Ulster Human Rights Watch, which champions the cause of innocent victims of terrorism, has labelled the latest legacy report produced by academics and the Committee on the Administration for Justice as ‘hollow and unbalanced.’

The Lurgan-based human rights charity says the report is a desperate, last-ditch attempt to alter the course of a debate that is already a lost cause.

Ulster Human Rights Watch Advocacy Manager, Axel Schmidt, said: “Much to the disappointment of certain politicians and academics, the Government has rightly accepted the case made for a different approach, than the one proposed in the stalled Stormont House Agreement, to dealing with the past.

“This latest paper is hollow and unbalanced. It overlooks the life sentence that is endured by hundreds of relatives of murdered loved ones and the physical and mental anguish experienced by survivors of terrorist actions.
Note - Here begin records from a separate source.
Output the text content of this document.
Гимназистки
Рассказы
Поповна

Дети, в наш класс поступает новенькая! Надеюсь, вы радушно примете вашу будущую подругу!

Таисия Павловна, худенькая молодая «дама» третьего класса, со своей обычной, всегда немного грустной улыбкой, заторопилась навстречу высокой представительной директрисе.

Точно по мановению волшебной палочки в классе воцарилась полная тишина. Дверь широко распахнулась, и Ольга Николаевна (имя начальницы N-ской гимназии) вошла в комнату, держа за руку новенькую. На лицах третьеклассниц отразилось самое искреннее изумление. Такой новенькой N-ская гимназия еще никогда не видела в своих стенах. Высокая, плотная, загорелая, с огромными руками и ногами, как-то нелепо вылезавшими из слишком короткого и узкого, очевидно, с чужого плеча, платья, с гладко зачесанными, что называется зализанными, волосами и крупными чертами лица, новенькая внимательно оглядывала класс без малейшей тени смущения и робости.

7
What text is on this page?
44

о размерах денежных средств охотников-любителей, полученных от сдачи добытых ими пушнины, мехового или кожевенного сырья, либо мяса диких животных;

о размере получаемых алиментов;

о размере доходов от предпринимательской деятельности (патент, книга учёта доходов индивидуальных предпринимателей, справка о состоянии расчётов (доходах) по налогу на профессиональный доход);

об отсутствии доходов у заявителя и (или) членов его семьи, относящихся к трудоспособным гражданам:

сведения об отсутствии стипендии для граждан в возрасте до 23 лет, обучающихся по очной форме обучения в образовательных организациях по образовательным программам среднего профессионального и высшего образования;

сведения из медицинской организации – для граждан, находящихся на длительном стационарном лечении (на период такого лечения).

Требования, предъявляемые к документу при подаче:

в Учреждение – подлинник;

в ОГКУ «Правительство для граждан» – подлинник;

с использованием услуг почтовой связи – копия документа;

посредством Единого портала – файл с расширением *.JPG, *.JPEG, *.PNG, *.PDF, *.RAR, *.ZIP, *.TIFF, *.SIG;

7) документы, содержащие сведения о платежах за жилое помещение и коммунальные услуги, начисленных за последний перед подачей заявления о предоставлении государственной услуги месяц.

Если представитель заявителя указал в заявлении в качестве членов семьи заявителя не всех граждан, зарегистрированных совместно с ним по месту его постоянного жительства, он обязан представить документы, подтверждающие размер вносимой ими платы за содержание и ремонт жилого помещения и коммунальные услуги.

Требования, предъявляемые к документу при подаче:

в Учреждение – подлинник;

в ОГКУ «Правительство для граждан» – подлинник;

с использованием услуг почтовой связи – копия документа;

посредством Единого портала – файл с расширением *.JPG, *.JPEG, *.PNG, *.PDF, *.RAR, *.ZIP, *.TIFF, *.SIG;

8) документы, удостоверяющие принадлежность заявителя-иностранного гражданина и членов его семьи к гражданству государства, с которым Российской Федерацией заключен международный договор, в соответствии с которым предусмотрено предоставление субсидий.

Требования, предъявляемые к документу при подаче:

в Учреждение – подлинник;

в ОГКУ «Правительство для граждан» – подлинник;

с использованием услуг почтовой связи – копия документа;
“This is a last, desperate throw of the dice that doesn’t deserve to be treated seriously. The authors have gone back on their previous position. Having lost the argument, they are now attempting to remain relevant with this latest effort.

“Our position remains unchanged. A new Historical Investigations Unit would be a colossal burden for the taxpayer to bear and deliver negligible results. It would be used to demonise those men and women who served in the police and military, allowing some equivalence between them and the terrorists who claimed so many lives and caused untold destruction.

“In truth, it is a source of sadness and disappointment that this organisation, Ulster Human Rights Watch, and others, along with some politicians locally and nationally, had to conduct a focused campaign to convince the Government that it was on the wrong course. Without significant amendment, the Stormont House Agreement would deliver further anguish and pain for survivors and victims of terrorist actions.

“Hundreds of these long-suffering people would be re-traumatised for the sake of a grubby political agreement to placate and satisfy republican demands. Mixed messages from the Government left survivors and victims feeling bewildered and abandoned. Their anger was justified.

“At this, the eleventh hour, the Government has accepted this case and the advice I would now offer Ministers is to give this latest report short shrift and hold to its current course. That’s what relatives and survivors of terrorism want, and that is what should be delivered.”